Several global corporations, including Apple and REI, have taken the lead in utilizing renewable energy. Initiatives started by these companies, such as the Corporate Buyers' Principles and the Breakthrough Energy Coalition, have promoted the use of renewable energy resources worldwide. It appears to be working: the annual Renewables Global Status Report declared 2014 and 2015 as record years of renewables usage. Of course, it is still a struggle for many businesses to fully incorporate renewables into their operations. Factors such as budget, location, expanse, and amount of energy consumption all have to be considered. Fortunately, small steps can be taken in transitioning to renewable energy resources. For example, purchases of Renewable Energy Certificates (RECs) and Power Purchase Agreements (PPAs) can bring in small but vital amounts of green energy into everyday business.

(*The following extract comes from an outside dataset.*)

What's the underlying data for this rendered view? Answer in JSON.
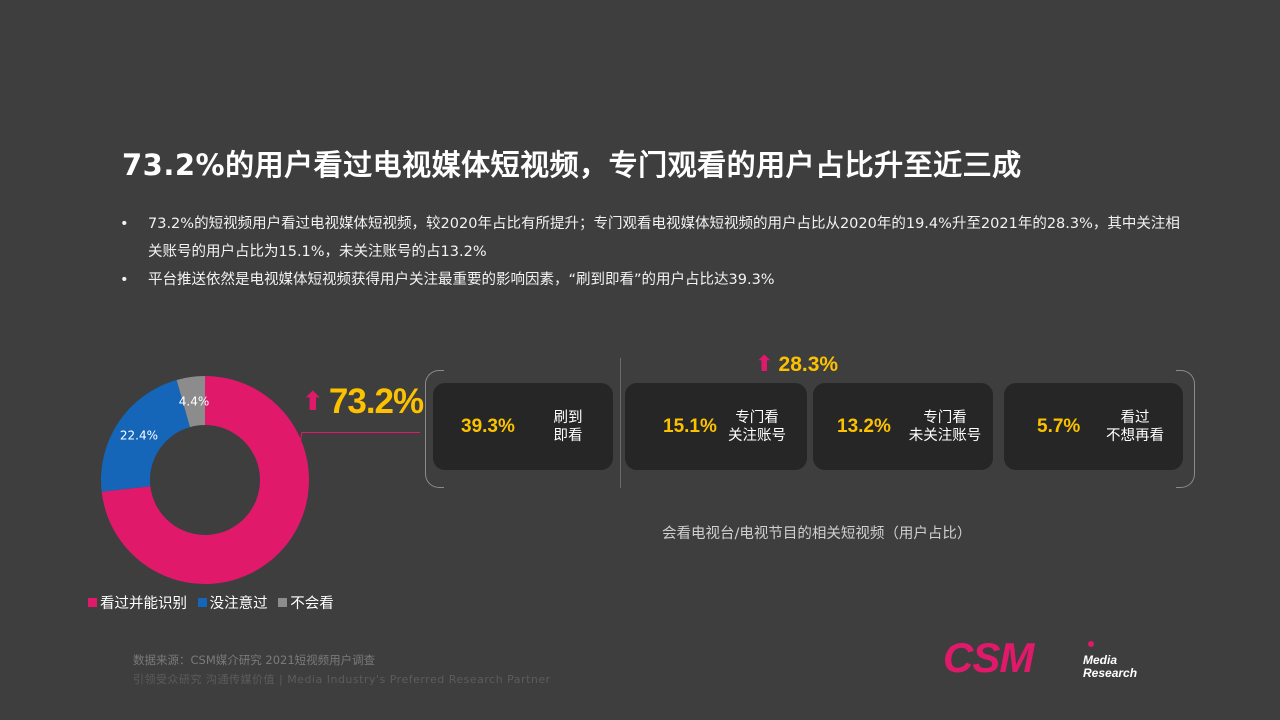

A positive correlation has been shown between international market growth and the use of renewables. Wind energy, in particular, has been boosted by growth in China, the United States, and several countries in Africa. This could set the stage for a doubling of global wind energy use over the next five years. Similar promise is there for a worldwide shift from fossil fuels, although this would require a large workover in terms of tariffs and energy regulations. What could push both of these innovations along is sustained business success. If international corporations continue to use renewables and continue to profit, examples could be set for other businesses and governments to follow. Ultimately, the faster more businesses decide to adopt renewables into their operations, the faster the rest of the world will follow suit.